Isolés de la société qui les repousse avec une muette horreur, les bourreaux vivent à l'écart, parlent peu, et se livrent ordinairement à des études sérieuses.
La plupart sont sobres.
Calcraff rentrait de bonne heure, chaque soir, faisait un repas frugal et se couchait.
La veille des exécutions il ne soupait pas.
Ainsi John avait dit vrai.
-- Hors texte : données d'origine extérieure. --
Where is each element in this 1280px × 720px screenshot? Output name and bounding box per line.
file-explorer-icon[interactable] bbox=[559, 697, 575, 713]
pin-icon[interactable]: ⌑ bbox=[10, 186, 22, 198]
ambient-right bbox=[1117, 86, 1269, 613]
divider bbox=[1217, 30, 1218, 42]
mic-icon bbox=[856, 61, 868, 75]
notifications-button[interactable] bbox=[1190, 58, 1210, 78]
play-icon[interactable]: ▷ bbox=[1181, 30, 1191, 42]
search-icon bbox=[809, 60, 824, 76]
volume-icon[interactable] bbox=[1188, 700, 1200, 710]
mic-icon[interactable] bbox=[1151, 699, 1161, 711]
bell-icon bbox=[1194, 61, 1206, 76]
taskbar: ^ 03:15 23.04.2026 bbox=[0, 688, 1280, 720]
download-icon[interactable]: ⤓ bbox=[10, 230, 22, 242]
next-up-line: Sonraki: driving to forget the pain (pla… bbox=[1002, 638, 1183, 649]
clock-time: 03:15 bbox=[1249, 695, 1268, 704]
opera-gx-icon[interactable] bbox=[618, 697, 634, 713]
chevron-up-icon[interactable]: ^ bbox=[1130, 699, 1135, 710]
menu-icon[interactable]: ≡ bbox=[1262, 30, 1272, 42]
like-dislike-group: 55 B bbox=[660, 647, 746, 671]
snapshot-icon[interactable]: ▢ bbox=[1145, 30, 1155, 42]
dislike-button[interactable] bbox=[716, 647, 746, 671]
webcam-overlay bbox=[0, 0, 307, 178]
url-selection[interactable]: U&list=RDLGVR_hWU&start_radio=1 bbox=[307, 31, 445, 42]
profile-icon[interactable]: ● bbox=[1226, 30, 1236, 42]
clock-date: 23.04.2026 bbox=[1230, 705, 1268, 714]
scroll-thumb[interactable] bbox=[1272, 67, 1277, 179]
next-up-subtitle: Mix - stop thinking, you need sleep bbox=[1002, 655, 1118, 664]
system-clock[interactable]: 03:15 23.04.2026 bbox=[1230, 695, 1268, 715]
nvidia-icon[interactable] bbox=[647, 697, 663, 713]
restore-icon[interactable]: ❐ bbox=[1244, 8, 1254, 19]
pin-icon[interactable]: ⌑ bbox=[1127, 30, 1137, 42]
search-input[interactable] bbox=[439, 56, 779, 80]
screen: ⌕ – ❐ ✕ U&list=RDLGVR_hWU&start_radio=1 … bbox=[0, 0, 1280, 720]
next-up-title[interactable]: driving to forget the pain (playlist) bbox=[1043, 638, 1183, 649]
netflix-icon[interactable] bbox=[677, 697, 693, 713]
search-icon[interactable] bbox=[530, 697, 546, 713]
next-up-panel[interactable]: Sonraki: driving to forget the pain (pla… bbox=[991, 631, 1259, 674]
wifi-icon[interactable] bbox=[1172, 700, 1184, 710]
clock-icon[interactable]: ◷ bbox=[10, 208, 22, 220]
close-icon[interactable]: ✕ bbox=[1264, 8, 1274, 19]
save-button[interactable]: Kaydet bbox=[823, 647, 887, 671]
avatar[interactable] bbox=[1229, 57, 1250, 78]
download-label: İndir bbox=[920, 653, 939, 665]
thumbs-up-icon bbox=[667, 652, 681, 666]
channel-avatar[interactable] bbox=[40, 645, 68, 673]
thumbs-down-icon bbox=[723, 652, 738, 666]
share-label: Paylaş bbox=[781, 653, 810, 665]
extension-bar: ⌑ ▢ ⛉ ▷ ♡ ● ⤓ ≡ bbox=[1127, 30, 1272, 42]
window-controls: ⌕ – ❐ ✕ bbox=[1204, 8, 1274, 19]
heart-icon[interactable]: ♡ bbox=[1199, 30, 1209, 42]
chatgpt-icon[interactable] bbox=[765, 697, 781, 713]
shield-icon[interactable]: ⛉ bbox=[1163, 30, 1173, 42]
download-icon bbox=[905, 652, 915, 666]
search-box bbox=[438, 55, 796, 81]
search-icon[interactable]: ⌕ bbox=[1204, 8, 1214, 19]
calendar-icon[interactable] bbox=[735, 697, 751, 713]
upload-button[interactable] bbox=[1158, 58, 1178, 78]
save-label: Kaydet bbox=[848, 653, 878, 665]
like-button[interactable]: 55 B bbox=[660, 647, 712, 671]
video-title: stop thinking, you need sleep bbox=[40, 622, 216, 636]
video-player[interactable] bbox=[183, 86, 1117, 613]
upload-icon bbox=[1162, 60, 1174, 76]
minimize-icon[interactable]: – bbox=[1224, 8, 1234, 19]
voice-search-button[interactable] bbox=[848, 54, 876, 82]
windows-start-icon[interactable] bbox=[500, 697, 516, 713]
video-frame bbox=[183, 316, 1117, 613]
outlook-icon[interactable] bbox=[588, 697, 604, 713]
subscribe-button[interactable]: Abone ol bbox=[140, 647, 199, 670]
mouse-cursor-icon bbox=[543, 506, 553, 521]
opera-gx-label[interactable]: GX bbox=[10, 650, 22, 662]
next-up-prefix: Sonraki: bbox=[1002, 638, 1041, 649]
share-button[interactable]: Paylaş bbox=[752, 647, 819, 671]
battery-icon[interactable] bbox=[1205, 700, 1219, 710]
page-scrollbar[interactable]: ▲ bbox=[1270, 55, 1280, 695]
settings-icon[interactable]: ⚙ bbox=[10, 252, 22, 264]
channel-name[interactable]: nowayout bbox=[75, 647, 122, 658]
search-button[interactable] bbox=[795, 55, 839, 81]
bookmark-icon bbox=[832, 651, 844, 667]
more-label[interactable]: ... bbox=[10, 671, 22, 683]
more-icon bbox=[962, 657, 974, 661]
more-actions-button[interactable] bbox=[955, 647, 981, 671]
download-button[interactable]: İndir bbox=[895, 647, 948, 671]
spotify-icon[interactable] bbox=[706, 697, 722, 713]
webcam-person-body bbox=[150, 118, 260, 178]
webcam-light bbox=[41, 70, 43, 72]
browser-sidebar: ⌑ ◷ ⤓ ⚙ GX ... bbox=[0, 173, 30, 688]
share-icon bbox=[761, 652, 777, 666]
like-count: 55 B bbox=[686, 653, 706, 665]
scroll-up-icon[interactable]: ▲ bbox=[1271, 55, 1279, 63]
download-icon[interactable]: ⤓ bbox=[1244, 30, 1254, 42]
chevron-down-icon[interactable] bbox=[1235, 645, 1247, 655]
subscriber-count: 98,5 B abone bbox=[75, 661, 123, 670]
Ce soir-là, Calcraff s'était contenté d'une tasse de thé et s'était mis au lit avant huit heures.
Le gros oeuvre, comme on dit, concernait Jefferies.
Calcraff n'avait à se mêler que d'une chose, passer la corde au cou du condamné, lui rabattre le bonnet noir sur les yeux et le lancer dans l'éternité.
Quand il arrivait à Newgate, tout était prêt.
Calcraff dormit donc jusqu'à trois heures et demie du matin et ne se leva que lorsque la sonnerie d'un réveil placé sur la cheminée de sa chambre, se fit entendre.
Avant de s'habiller, il trempa ses bras jusqu'au coude dans un baquet d'eau froide et plaça sa tête sous un appareil hydrothérapique qui se trouvait dans le laboratoire et qui laissa pleuvoir dessus une gerbe glacée.